As of the census of 2000, 131 people, 56 households, and 32 families were residing in the town. The population density was 101.5 people per sq mi (39.2/km^{2}). The 85 housing units averaged 65.9 per sq mi (25.4/km^{2}). The racial makeup of the town was 83.97% White, 1.53% African American, 6.87% Native American, 4.58% from other races, and 3.05% from two or more races. Hispanics or Latinos of any race were 22.90% of the population.

Of the 56 households, 26.8% had children under 18 living with them, 46.4% were married couples living together, 10.7% had a female householder with no husband present, and 41.1% were not families. About 37.5% of all households were made up of individuals, and 12.5% had someone living alone who was 65 or older. The average household size was 2.34, and the average family size was 3.09.

In the town, the age distribution was 26.0% under 18, 6.1% from 18 to 24, 22.9% from 25 to 44, 26.7% from 45 to 64, and 18.3% who were 65 or older. The median age was 40 years. For every 100 females, there were 81.9 males. For every 100 females age 18 and over, there were 94.0 males.

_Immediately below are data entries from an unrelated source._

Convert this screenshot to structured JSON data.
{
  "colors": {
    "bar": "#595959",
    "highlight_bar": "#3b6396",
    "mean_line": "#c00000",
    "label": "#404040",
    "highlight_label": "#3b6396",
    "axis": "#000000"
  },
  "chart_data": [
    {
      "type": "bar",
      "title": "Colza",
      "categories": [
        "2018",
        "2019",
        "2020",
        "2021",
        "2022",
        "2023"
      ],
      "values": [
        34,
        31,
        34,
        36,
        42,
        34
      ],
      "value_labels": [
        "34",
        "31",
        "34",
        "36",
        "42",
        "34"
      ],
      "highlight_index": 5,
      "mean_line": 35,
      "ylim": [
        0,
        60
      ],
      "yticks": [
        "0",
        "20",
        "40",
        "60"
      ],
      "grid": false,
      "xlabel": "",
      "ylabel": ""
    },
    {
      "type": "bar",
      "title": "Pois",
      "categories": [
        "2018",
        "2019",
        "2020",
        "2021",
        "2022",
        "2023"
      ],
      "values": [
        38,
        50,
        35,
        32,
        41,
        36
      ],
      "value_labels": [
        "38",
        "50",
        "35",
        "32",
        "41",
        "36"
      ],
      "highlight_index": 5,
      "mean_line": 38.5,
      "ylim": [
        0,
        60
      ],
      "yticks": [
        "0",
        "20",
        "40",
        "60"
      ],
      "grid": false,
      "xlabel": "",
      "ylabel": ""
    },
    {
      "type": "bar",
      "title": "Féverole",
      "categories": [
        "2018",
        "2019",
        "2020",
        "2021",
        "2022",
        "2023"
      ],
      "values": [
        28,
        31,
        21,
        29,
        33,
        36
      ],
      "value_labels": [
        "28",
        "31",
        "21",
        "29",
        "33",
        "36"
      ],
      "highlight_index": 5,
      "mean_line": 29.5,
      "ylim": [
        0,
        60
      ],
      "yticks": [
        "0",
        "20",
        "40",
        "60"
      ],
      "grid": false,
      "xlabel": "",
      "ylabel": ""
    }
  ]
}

The median income for a household was $25,625, and for a family was $30,833. Males had a median income of $31,250 versus $20,750 for females. The per capita income for the town was $11,505. There were 6.3% of families and 15.3% of the population living below the poverty line, including 17.1% of those under 18 and 9.1% of those over 64.

Historical population
| Census | Pop. | Note | %± |
|---|---|---|---|
| 1960 | 420 |  | — |
| 1970 | 155 |  | −63.1% |
| 1980 | 382 |  | 146.5% |
| 1990 | 348 |  | −8.9% |
| 2000 | 131 |  | −62.4% |
| 2010 | 114 |  | −13.0% |
| 2020 | 72 |  | −36.8% |

==Government and infrastructure==
An unincorporated area near Pyote is the site of the former Pyote Army Air Base. It was home to the West Texas State School, a youth detention facility operated by the Texas Youth Commission, until its 2010 closure.

The United States Postal Service operates the Pyote Post Office.

==Education==
The Town of Pyote is served by the Monahans-Wickett-Pyote Independent School District. All of Ward County is zoned to Odessa College.